Wednesday, May 7, 2014

A Cautionary Tale of Basic Economics and Publishing

One of the first things we learn in basic economics classes is the principle of supply and demand. You remember the concept. Supply and demand balance out and that is what creates the price of the product you are selling. Heck, I learned this in 7th grade from an amazing textbook, where we learned about Mucho Dinero living on this island. Surprisingly, it was really good and I do remember so much of these basic concepts.

I am afraid, however, that publishing in general, and this includes editors, agents, and certainly writers, are forgetting this basic principle. At this point, the market is so flooded with authors, it is hard for the equation of supply and demand to balance out. Add in the rise in so many self-publishing, e-publishing, POD, and small independent presses, that we are so over the top and the industry is just not going to be able to handle it if we continue at status quo.

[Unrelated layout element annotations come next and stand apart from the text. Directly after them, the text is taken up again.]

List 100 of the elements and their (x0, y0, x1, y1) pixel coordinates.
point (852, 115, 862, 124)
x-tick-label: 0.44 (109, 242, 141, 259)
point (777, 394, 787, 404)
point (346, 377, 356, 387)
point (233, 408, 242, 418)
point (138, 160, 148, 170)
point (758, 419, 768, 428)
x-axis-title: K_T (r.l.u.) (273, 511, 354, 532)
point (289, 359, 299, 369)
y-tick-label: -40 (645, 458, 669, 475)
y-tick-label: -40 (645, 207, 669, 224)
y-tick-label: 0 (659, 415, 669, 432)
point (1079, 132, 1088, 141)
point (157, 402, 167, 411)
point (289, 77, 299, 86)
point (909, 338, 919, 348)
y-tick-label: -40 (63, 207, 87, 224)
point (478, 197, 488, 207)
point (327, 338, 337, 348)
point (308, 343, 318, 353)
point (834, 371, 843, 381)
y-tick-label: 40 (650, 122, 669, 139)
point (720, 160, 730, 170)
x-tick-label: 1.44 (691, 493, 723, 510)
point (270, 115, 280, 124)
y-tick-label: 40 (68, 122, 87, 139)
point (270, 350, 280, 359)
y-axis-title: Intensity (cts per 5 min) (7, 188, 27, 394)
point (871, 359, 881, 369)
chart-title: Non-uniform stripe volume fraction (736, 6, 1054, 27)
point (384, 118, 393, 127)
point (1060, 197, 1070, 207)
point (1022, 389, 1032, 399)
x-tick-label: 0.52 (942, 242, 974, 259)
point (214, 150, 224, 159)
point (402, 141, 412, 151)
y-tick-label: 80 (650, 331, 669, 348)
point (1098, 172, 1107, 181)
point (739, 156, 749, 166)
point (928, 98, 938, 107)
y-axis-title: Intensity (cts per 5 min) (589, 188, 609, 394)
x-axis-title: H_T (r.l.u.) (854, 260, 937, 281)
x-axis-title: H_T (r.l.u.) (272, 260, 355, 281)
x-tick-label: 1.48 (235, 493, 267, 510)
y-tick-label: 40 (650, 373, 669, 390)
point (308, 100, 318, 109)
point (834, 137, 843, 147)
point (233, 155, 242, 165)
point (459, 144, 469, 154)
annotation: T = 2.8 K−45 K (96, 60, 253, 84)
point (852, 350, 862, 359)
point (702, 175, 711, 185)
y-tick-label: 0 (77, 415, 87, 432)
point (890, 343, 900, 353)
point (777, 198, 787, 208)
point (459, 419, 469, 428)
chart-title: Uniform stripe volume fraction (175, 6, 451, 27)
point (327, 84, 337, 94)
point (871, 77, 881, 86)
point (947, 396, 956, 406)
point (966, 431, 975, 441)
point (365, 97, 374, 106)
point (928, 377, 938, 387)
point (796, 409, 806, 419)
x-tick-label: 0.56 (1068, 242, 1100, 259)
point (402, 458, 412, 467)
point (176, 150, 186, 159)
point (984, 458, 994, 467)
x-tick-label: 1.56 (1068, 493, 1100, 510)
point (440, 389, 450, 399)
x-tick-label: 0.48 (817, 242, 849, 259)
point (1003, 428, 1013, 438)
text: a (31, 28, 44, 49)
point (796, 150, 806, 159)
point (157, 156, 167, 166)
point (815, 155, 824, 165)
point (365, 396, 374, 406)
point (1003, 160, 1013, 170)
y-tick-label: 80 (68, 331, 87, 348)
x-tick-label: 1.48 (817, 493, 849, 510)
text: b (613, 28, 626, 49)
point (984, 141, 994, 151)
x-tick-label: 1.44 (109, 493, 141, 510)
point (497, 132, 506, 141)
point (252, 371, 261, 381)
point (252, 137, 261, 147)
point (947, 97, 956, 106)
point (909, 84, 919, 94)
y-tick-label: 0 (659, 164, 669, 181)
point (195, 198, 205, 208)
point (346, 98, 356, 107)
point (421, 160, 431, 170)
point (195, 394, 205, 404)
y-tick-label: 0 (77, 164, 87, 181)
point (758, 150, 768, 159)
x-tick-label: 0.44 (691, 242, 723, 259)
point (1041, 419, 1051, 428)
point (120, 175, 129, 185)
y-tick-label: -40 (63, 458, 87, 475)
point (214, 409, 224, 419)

Yes, I know we see numbers of increases in readership in some companies vs others. I know we are constantly throwing numbers out of the difference between e-pub and hardback sales, but the one thing that has not changed, and in fact, we have seen a decline in it, is the readership. Here are some numbers to consider. According to one study:

1/3 of high school graduates never read another book for the rest of their lives. 
42 percent of college graduates never read another book after college. 
80 percent of U.S. families did not buy or read a book last year. 
70 percent of U.S. adults have not been in a bookstore in the last five years. 
57 percent of new books are not read to completion. 
70 percent of books published do not earn back their advance. 
70 percent of the books published do not make a profit. (Source: Publishers Weekly) 

Yes, I also know we can find a lot of numbers that probably say some other things as well. The point though is that although we have drastically increased these opportunities for authors, the number of readers out there really aren't changing. They might be shifting from print to digital or they might shift from a traditional publisher to a self-pub author, but that is it.

I think a great comparison to look at here would be the television industry. We now have more than enough channels to watch. Heck, we could never watch every channel currently in our cable package. For our family we have close to 300 channels to pick from. But here is the kicker. I want you to think about which shows and particularly, which stations you watch. The number is pretty limited. My bet is also that you are not spending your time watching those small "independent" channels or for that matter the "local access channels." These smaller channels come and go all the time as someone thinks they have a great idea as another one disappears due to lack of funding.

Now relate this back to trying to find a "new author" on your Kindle, Nook or other reading devices. If you scan through all the titles in your genre, you have 100,000+ titles. So we sort by cost (which is what we do with those cable packages to reduce from 800 channels to 300), but even then, we still end up with far too many to look for. In a recent search I did, just to see how many authors were "selling" their books for $0.00, I ended up giving up after finding 700+ for that price (and no, I did not "buy" any book). There were just too many.

But what do we do? We go to the names we know. We go to the bigger publishing companies that have produced for us in the past. We do the same thing with our TV as we return to ABC, HBO, ESPN, and so forth.

In no way am I saying that we need to limit the number of authors out there. I want people to write. I believe in the power of creative writing and our right to share our thoughts, dreams and emotions. We are going to have to find a solution to this one way or another. I am not sure if I know what that answer is right now, but I do remember the problems Mucho Dinero and his friends had when supply exceeded demand. That is where we are at now.

1 comment:

  1. I'd like to comment on this although I am a self-published author. I think publishers missed an opportunity to create a 'name' for themselves in the way that HBO and other TV and movie channels did. Most people not in the business would be hard pressed to name one publisher. Most readers do not look for books by publisher. Many publishers diluted their name brand by having many differently named imprints.

    (I can't take credit for this perspective as I first read about it on Nathan Bransford's blog)

    I agree that the number of readers and the numbers of books read has not kept up with the greatly increased number of books. I'm not sure what the solution could be although I suspect there will be some drop off when it is shown to be no easy route to fame and fortune.